For PyOpenCL (which NengoOCL uses), do:

import pyopencl as cl
print(cl.get_platforms())

You should see a list of available platforms to use. Sometimes it detects your CPU as an available platform to run OCL code on, so it will show up in this list. For my machine, only one entry shows up in the list:

[<pyopencl.Platform 'NVIDIA CUDA' at 0x19b412798c0>]

Next, you can print the available devices for the platform you want to use. For my machine, since there is only one available OCL platform, I use the list index 0, but your machine might be different:

print(cl.get_platforms()[0].get_devices())

With that, I see this:

[<pyopencl.Device 'NVIDIA GeForce RTX 3090' on 'NVIDIA CUDA' at 0x19b412799b0>]

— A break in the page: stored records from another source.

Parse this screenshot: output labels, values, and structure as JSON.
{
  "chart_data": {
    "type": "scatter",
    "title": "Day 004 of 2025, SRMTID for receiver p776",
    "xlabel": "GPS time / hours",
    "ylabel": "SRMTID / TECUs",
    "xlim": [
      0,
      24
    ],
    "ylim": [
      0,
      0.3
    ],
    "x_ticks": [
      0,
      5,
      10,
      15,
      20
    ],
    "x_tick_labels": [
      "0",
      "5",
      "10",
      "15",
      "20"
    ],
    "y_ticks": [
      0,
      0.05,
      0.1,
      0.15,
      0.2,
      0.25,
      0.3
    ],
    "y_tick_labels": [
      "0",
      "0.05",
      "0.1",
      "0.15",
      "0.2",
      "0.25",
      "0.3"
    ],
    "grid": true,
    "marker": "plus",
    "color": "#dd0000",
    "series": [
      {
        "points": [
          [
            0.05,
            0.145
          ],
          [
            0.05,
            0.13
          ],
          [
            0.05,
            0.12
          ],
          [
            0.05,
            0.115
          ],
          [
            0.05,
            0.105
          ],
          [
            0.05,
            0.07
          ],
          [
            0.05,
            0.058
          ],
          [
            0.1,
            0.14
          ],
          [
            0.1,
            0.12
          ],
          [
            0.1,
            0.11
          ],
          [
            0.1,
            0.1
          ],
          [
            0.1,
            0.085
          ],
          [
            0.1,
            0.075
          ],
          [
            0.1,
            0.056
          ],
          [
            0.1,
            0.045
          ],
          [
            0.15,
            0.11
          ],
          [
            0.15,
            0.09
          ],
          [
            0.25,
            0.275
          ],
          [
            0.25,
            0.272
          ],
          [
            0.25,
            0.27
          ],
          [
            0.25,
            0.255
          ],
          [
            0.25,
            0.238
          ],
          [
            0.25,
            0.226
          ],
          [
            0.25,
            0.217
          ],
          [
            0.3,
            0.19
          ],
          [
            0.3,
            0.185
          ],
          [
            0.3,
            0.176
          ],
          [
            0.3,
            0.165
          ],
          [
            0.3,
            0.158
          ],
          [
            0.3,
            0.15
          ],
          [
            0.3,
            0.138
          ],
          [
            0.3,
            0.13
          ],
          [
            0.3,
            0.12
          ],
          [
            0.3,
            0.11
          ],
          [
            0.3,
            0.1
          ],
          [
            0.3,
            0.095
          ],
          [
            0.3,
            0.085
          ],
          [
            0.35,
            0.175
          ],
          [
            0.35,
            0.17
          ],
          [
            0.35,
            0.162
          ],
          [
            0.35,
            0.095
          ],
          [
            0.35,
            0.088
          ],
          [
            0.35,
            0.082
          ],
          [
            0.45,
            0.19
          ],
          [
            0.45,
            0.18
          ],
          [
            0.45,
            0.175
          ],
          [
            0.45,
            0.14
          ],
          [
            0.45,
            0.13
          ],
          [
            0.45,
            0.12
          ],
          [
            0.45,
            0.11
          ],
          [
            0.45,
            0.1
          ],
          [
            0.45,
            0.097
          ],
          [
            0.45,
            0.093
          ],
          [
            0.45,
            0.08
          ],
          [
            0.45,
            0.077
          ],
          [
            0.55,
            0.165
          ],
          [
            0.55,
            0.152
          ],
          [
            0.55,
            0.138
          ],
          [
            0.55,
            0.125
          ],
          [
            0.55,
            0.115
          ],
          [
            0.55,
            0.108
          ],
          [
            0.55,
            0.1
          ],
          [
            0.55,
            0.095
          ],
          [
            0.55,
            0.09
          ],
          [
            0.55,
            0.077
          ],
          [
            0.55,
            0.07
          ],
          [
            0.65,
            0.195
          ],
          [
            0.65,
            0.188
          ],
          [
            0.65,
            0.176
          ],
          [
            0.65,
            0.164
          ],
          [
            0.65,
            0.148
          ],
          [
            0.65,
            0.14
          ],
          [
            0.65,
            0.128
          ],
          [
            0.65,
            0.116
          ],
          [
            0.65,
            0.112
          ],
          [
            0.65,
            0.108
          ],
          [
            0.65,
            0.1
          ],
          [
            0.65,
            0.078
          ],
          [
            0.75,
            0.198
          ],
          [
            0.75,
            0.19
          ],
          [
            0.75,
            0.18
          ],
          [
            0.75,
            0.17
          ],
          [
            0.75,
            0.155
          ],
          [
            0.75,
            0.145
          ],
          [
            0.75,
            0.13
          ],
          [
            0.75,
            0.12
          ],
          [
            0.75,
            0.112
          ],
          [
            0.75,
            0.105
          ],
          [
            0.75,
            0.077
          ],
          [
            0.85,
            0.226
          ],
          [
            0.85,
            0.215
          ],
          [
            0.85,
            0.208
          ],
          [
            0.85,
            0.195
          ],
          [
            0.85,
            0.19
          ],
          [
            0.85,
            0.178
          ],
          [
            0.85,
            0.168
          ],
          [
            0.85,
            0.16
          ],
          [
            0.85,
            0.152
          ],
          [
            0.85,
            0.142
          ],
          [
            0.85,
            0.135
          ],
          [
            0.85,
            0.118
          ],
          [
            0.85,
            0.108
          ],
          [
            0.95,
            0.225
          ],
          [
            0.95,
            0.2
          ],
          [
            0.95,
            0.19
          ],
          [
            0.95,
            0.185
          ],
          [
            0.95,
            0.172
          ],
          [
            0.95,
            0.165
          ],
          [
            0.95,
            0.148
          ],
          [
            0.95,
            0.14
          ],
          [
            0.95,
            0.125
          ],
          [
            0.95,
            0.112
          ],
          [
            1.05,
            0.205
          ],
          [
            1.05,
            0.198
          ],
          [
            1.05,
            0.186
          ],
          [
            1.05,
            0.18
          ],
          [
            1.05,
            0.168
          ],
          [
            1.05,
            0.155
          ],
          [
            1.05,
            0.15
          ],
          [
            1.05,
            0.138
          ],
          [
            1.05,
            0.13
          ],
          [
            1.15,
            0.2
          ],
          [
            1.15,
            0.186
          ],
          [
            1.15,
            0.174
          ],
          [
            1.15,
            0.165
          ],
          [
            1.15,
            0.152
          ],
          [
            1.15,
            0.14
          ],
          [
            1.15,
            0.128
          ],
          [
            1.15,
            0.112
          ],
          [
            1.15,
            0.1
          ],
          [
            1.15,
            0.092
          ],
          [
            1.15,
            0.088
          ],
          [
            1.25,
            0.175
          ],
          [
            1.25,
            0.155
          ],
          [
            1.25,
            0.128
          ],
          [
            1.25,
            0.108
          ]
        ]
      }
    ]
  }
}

indicating I have an RTX 3090 visible to PyOpenCL to use.

toddswri · May 11, 2021, 9:06pm

Okay. I followed your last post to get my NengoOCL working along with NengoDL and NengoGUI. Everything seemed go well until I got to the part where I install Tensorflow. If I’m reading the output correctly there seems to be a couple of libraries that did not load properly during the process:

tensorflow/compiler/jit/xla_cpu_device.cc:41] Not creating XLA devices, tf_xla_enable_xla_devices not set
Could not load dynamic library ‘cusolver64_10.dll’
tensorflow/core/common_runtime/gpu/gpu_device.cc:1757] Cannot dlopen some GPU libraries.

Here’s my screenshot of the process:

As you can see, the “print(tf.config.list_physical_devices(“GPU”))” output is an empty bracket [].

Looks like it is recognizing my NVIDIA Quadro RTX 4000 GPU when listing my tf.config.list_physical_devices. But then of course the “import pyopencl as cl” command did not work.

I’m missing some .dll CUDA files, correct? The output from the tensorflow import command tells me to look at https://www.tensorflow.org/install/gpu and follow the guide to setup and download the required libraries. Within that guide it directs me to the the CUDA® install guide for Windows.

So now my question is should I follow that advice. Or is there something else you would recommend? I will need to get elevated permission via IT if I run either of the CUDA installers

As always, thanks for your continued help.